Survey of Arts Management

Course blog for American University PERF-570, Fall 2014

are you generous or not?

3.26_imageEach year, six out of seven Americans donate less than 2% of their income and about a half of that group donates less than a $1 to charities or other causes.  This article explores the reasons why people shy away from being overtly “generous”, claiming it can be culturally inherent. Some of the reasons people do not give away money include: the tendency to think that donating is not their responsibility, the belief that they do not have enough money to spare, the feeling that their plate is too full and can’t muster the time/energy to contribute, and the belief that the poor should help themselves. In short, people often do not donate out of an instilled anxiety of self preservation.  One of the many reasons why this frame of thinking is unfortunate is because  contributing can generate positivity:

“We find a strong and highly consistent association between generous practices and various measures of personal well-being like happiness, health, a sense of purpose in life, and personal growth.”

As mentioned in the article, the happiness ones feels from donating to a cause they believe in outweighs material happiness. It is important for arts managers, particularly those in development departments, to understand the barriers many (potential) donors face and help them become engaged in the organizations that peak their interest. Doing so will help the art industry prosper and help the individual generate more of that positivity.


2 comments on “are you generous or not?

  1. Jenni
    November 7, 2014

    Thanks for sharing this! I know I personally need to work on my generosity. I’ve always found it can be hard to remember to be generous when your bank account is low and your student debt is beyond comprehension. But I’ve found that if I budget for generosity, I am more likely to do so, otherwise I will spend that money without a second thought.

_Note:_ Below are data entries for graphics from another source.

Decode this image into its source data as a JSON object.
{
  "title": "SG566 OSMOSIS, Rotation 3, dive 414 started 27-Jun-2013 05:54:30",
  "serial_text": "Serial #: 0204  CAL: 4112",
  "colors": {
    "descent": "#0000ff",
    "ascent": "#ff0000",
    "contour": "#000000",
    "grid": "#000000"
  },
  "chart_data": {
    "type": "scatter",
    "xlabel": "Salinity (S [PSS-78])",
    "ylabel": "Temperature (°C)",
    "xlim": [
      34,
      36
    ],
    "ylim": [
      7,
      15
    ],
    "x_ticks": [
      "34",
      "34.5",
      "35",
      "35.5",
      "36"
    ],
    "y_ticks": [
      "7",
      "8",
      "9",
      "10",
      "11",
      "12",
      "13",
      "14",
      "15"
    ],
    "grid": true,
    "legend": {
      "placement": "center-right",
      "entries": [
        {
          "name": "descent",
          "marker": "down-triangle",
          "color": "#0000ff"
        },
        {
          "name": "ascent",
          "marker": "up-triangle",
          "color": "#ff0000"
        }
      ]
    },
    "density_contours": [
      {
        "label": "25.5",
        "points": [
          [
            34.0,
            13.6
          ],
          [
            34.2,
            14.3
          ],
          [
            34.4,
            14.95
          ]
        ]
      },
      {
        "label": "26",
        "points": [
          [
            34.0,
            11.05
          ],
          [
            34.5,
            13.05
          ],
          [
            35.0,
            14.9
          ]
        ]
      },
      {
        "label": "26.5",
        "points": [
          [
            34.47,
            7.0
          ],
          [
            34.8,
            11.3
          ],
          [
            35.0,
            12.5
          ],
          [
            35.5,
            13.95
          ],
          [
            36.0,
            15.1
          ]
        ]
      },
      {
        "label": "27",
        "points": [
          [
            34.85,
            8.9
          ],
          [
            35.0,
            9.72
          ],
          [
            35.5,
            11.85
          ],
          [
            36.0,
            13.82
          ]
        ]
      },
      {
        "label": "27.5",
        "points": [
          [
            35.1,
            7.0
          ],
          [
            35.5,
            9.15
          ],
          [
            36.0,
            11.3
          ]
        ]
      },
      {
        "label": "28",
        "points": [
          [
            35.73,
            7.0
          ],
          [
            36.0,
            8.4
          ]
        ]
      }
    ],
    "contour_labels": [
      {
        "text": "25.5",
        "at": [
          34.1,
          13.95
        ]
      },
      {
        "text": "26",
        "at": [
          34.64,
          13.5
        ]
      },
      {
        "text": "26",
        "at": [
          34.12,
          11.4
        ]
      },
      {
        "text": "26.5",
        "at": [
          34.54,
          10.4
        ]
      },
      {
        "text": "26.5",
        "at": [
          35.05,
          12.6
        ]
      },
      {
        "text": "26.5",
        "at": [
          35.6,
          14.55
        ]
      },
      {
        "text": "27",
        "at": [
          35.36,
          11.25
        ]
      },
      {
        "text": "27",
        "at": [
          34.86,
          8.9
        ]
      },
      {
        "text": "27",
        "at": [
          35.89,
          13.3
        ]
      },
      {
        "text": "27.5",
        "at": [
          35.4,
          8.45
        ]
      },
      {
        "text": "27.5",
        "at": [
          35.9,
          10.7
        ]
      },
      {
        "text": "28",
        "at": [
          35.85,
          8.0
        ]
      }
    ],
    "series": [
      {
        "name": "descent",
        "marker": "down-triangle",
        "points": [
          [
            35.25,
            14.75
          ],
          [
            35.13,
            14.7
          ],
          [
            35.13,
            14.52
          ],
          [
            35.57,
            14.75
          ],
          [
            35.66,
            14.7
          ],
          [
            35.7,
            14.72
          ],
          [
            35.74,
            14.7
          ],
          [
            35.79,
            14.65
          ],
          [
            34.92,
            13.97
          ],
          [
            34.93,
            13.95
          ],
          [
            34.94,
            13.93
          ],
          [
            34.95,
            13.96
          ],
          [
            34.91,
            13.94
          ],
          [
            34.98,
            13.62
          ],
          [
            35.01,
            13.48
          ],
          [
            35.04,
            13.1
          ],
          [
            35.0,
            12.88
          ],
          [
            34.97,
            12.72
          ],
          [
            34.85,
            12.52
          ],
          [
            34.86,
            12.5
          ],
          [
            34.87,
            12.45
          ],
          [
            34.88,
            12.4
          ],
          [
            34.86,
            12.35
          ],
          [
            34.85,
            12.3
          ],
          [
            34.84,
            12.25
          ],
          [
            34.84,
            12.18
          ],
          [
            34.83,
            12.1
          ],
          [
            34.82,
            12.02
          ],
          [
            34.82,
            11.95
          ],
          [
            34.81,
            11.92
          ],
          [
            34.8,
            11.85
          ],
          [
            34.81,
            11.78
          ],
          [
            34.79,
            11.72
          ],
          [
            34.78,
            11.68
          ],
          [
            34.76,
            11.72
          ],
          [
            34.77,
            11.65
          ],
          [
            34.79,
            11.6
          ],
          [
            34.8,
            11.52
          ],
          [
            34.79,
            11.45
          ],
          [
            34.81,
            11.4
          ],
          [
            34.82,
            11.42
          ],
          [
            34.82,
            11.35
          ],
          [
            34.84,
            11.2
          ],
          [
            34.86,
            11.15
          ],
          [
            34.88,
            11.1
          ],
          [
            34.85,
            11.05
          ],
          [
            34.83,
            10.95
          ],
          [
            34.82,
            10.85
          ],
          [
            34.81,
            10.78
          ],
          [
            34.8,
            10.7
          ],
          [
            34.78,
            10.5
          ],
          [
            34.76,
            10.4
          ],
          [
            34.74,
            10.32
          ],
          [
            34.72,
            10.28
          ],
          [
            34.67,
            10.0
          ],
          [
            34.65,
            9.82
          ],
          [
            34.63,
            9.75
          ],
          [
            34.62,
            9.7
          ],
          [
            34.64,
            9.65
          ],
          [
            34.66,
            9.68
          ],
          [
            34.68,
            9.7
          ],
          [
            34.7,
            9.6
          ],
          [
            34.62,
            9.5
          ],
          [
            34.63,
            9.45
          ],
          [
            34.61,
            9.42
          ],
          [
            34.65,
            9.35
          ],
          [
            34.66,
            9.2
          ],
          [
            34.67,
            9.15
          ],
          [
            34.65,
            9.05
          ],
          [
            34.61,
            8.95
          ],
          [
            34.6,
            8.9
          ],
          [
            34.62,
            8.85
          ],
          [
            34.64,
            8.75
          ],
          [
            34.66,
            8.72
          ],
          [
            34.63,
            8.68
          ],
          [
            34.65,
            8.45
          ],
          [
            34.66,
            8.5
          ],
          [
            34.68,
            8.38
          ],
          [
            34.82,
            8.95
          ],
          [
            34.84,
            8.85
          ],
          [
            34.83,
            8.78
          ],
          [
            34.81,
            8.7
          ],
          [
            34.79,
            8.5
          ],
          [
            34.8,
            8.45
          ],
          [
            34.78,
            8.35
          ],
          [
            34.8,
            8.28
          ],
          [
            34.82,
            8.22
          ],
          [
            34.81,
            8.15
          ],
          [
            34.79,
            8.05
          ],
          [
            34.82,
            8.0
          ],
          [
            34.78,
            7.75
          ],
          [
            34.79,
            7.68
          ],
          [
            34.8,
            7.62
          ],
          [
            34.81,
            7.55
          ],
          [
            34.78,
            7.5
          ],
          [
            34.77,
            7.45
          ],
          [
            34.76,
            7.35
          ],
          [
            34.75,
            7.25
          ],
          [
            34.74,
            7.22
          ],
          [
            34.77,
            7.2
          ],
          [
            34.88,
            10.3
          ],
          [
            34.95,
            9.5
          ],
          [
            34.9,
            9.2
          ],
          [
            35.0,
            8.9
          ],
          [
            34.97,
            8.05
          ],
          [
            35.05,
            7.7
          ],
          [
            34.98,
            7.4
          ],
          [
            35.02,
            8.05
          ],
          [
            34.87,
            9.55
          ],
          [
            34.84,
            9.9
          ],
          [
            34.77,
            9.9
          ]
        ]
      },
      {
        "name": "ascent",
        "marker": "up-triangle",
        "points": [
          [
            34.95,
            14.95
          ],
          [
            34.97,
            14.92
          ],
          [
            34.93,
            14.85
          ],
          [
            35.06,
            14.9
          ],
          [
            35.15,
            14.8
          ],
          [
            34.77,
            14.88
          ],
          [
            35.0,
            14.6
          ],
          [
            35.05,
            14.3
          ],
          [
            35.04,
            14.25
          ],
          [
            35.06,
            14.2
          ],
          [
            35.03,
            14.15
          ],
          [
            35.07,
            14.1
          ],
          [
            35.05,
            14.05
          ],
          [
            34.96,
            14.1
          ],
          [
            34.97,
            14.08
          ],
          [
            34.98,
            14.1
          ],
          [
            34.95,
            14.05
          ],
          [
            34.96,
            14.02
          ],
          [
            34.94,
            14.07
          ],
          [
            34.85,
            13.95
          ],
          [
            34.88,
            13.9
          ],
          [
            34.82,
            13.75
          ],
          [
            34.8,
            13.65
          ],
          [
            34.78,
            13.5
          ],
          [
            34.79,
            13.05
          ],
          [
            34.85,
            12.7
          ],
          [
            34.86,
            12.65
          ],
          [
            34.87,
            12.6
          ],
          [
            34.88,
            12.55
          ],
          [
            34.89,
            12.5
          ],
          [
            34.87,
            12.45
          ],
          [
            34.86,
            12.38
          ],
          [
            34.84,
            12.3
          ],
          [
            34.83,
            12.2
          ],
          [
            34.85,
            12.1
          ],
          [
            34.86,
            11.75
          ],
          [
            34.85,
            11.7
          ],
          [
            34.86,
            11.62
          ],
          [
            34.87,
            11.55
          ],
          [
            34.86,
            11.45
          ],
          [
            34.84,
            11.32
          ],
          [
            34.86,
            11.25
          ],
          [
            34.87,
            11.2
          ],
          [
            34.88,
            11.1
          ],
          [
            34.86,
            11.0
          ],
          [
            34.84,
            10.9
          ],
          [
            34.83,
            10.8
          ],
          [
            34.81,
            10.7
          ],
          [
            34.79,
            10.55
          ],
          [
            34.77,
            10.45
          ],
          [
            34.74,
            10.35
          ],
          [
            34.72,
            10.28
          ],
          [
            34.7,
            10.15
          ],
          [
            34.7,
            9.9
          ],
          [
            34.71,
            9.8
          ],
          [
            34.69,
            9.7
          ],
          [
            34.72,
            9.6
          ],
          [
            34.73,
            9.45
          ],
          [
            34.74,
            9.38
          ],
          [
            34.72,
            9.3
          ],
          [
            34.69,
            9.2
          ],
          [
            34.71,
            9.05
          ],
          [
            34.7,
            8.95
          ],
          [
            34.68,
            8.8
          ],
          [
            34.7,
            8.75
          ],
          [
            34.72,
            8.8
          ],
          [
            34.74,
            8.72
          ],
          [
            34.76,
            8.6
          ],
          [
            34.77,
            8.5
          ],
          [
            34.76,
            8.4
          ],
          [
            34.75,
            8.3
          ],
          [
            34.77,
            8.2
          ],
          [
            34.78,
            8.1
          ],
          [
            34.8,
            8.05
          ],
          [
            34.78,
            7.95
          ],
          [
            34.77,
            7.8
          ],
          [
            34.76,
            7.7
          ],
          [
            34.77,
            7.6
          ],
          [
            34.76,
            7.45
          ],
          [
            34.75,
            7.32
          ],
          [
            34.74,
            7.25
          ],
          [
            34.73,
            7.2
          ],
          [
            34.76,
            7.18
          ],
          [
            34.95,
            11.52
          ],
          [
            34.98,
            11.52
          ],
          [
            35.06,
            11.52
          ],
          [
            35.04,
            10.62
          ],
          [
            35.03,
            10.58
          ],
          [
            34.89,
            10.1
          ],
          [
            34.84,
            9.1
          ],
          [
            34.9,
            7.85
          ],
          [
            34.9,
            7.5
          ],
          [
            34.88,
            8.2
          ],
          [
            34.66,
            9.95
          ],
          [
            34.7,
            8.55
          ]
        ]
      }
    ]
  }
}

    I think that organizations looking to get Millennials to give generously need to find a way to incorporate a cause that they can care about, and be okay with them giving in small amounts. I know it is really important to me to feel that my small gift makes a difference, since I can’t afford to give more right now. And if they can make the project matter to the potential donor, and be authentic about it, they will get more of a response (as we’ve seen with the many crowd sourcing campaigns on sites like Kickstarter). They also need to make it easy for them to give online (whether through an easy web address or having mobile devices available onsite) and in the moment. Because I know that if I don’t give at the moment I feel the call to action, I won’t do it.

  2. yaoge2016
    November 7, 2014

    After reading the article, I know what the author stands for. But the argument is not that convincing for me for the author only “interviewed 30 Americans who we classify as ungenerous to find out what they make of their lack of generosity and what they think stands in the way of becoming a more generous person.” Can only 30 of them represent all those ungenerous American? I’m afraid not. And I don’t think voluntary time and donation can be the only measurement of generosity, though they are crucial to nonprofit arts organizations. What about a man caring much for his neighbors and helping them out without the use of money, during which he has devoted lots of energy to it? Isn’t he generous?